OK, OK, it’s true, you read it here first: the whole dreadful business of renaming the agency is on the agenda again. And yes, you’re right, it is very long overdue. When CCHM and Ping Communications merged, we did say that the hybrid name, cchm:ping, was a short-term solution designed to provide clarity and avoid confusion for a brief period after the merger. And although “short term” is an expression without any exact meaning, I think most people would say that it means less than two years and 11 months, which is the length of time that it has now lasted.
There are two reasons why agencies find it so hard to deal with the naming thing.
The first is that very often, we simply can’t decide what we ought to be called. Actually, it’s even worse than that: we can’t decide what kind of name it should be. The first, most obvious and longest-established option is the initials thing, and in this area there’s still a chance to grab the record by coming up with a string of nine or ideally ten: I can remember eight (SJIP BBDO), and seven is reasonably commonplace (BMP DDB Needham, Euro RSCG Wnek Gosper), but I don’t think anyone has managed nine and I’m sure noone’s got into double figures.

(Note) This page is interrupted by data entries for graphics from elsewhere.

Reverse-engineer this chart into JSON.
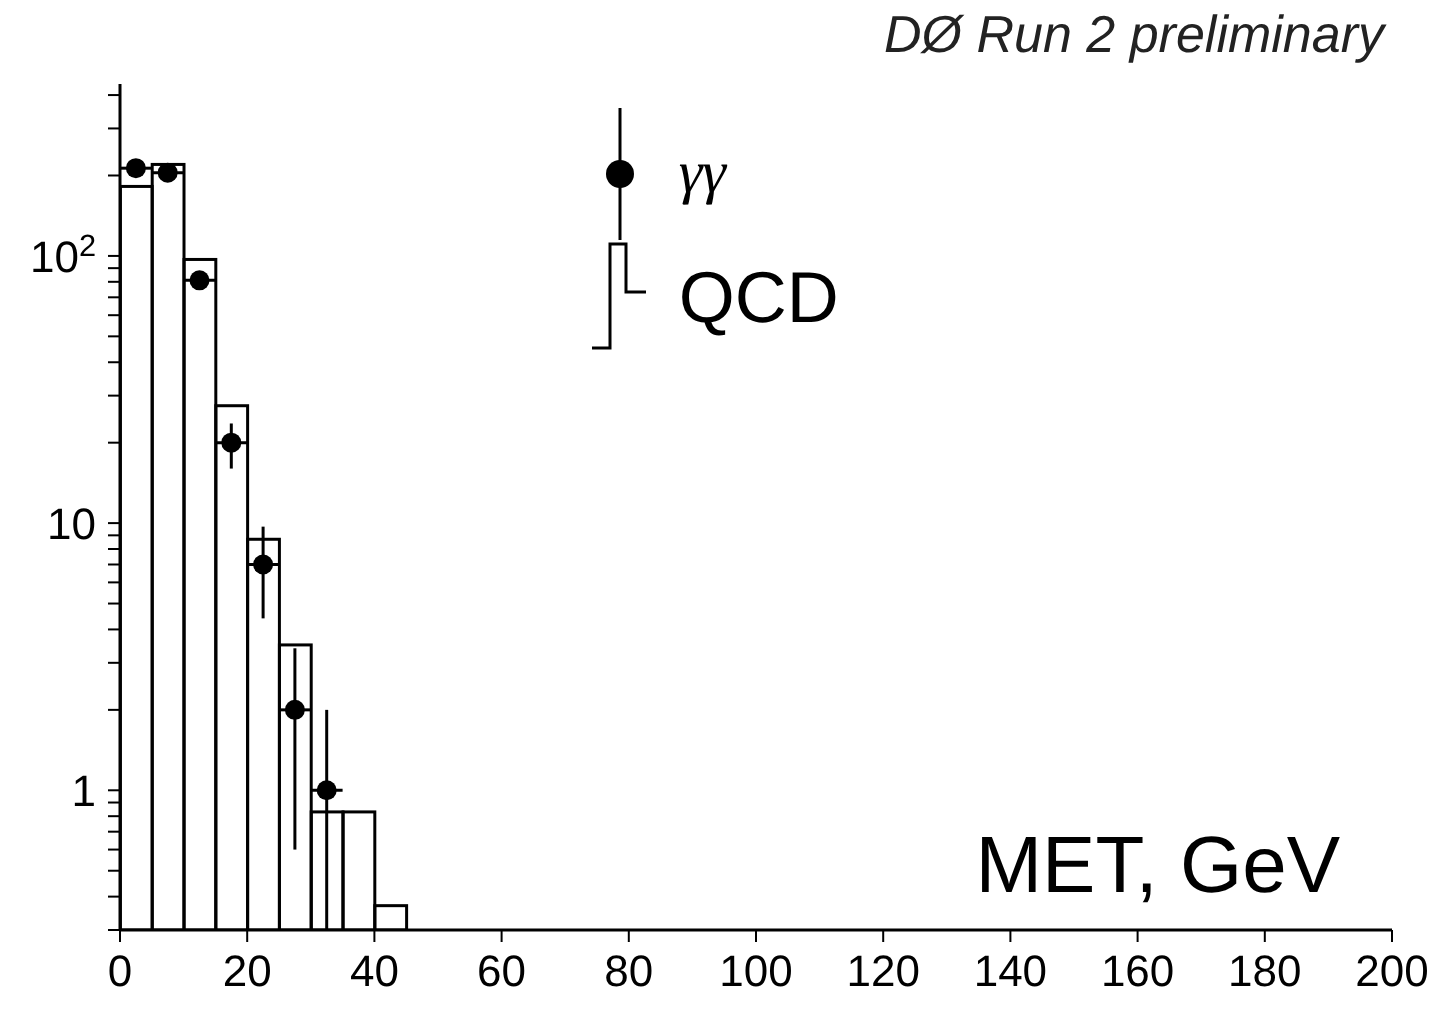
{
  "chart_data": {
    "type": "histogram",
    "title": "DØ Run 2 preliminary",
    "xlabel": "MET, GeV",
    "log": "y",
    "grid": false,
    "legend": "top",
    "marker": "circle",
    "xlim": [
      0,
      200
    ],
    "xticks": [
      0,
      20,
      40,
      60,
      80,
      100,
      120,
      140,
      160,
      180,
      200
    ],
    "ylim": [
      0.3,
      440
    ],
    "yticks": [
      {
        "value": 0.3,
        "label": null
      },
      {
        "value": 0.4,
        "label": null
      },
      {
        "value": 0.5,
        "label": null
      },
      {
        "value": 0.6,
        "label": null
      },
      {
        "value": 0.7,
        "label": null
      },
      {
        "value": 0.8,
        "label": null
      },
      {
        "value": 0.9,
        "label": null
      },
      1,
      {
        "value": 2,
        "label": null
      },
      {
        "value": 3,
        "label": null
      },
      {
        "value": 4,
        "label": null
      },
      {
        "value": 5,
        "label": null
      },
      {
        "value": 6,
        "label": null
      },
      {
        "value": 7,
        "label": null
      },
      {
        "value": 8,
        "label": null
      },
      {
        "value": 9,
        "label": null
      },
      10,
      {
        "value": 20,
        "label": null
      },
      {
        "value": 30,
        "label": null
      },
      {
        "value": 40,
        "label": null
      },
      {
        "value": 50,
        "label": null
      },
      {
        "value": 60,
        "label": null
      },
      {
        "value": 70,
        "label": null
      },
      {
        "value": 80,
        "label": null
      },
      {
        "value": 90,
        "label": null
      },
      {
        "value": 100,
        "label": "10$^{2}$"
      },
      {
        "value": 200,
        "label": null
      },
      {
        "value": 300,
        "label": null
      },
      {
        "value": 400,
        "label": null
      }
    ],
    "series": [
      {
        "name": "γγ",
        "type": "scatter",
        "color": "#000000",
        "x": [
          2.5,
          7.5,
          12.5,
          17.5,
          22.5,
          27.5,
          32.5
        ],
        "values": [
          213,
          205,
          81,
          20,
          7,
          2,
          1
        ],
        "errors": [
          null,
          null,
          null,
          [
            16,
            23.6
          ],
          [
            4.4,
            9.7
          ],
          [
            0.6,
            3.4
          ],
          [
            0.3,
            2
          ]
        ],
        "xerrors": [
          2.5,
          2.5,
          2.5,
          2.5,
          2.5,
          2.5,
          2.5
        ]
      },
      {
        "name": "QCD",
        "type": "histogram",
        "color": "#000000",
        "bins": [
          0,
          5,
          10,
          15,
          20,
          25,
          30,
          35,
          40,
          45
        ],
        "values": [
          182,
          220,
          97,
          27.5,
          8.7,
          3.5,
          0.83,
          0.83,
          0.37
        ]
      }
    ]
  }
}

(Perhaps surprisingly, cchm:ping itself actually stands for six people’s names – as well as the fairly obvious c, c, h and m, the “ping” bit stands for the names of the agency’s two founders, Rupert Pybus and Sean Ingram.)
Then fairly recently there has been a brief trend for cryptic phrases – Dig For Fire, Stretch The Horizon and the absurd Snog The Agency, which is the kind of name marketing directors must dread having to tell their chairmen about. (“Tell me, Tarquin. Agency review. Picked a winner yet?” “Well, yes, actually, Chairman.” “Out with it, Tarquin, who’s won?” “Well, Chairman, they call themselves Ogerayency.” “Sorry, didn’t catch that.” “Ogerayency.” “Speak up, man, can’t hear you.” “Actually, Chairman, at the last minute we went with McCanns.” “Well done, Tarquin, excellent choice.”)
More recently still there has been a longer and stronger fashion for short, iconic and opaque one-word names – Mother, Glue, Farm and Soul. And then there has always been a sprinkling of odd names out – names that usually do have a rationale, but one that’s too obscure or complicated or boring to be worth bothering about, like Isobel, Elvis, Ipsh and Karmarama.
Which of these options is right for us? Initials? Too boring. Cryptic phrase? Too daft. One-word icon? Too pretentious. Odd name out? Too…well, odd.
But it doesn’t really matter. Because the second reason that we find it so hard to deal with the naming thing is that quite frankly, we’re all far too busy on client work to find time for it. The famous cliché about the cobbler’s children invariably applies. And of course there’s a catch-22: on the rare occasions when it doesn’t – when we are sitting around twiddling our thumbs waiting for a client to brief us on something – we’re far too worried about the sudden collapse in our income to kick off an expensive rebranding process.
So all in all, we’re far too busy, or much too quiet, or just altogether too confused about our options, to put a renaming project in hand. But nevertheless, despite all this, we’re doing it. I’m even prepared to commit to a renaming date: January sounds about right. The only remaining question is which January: 2008? 2009? 2010?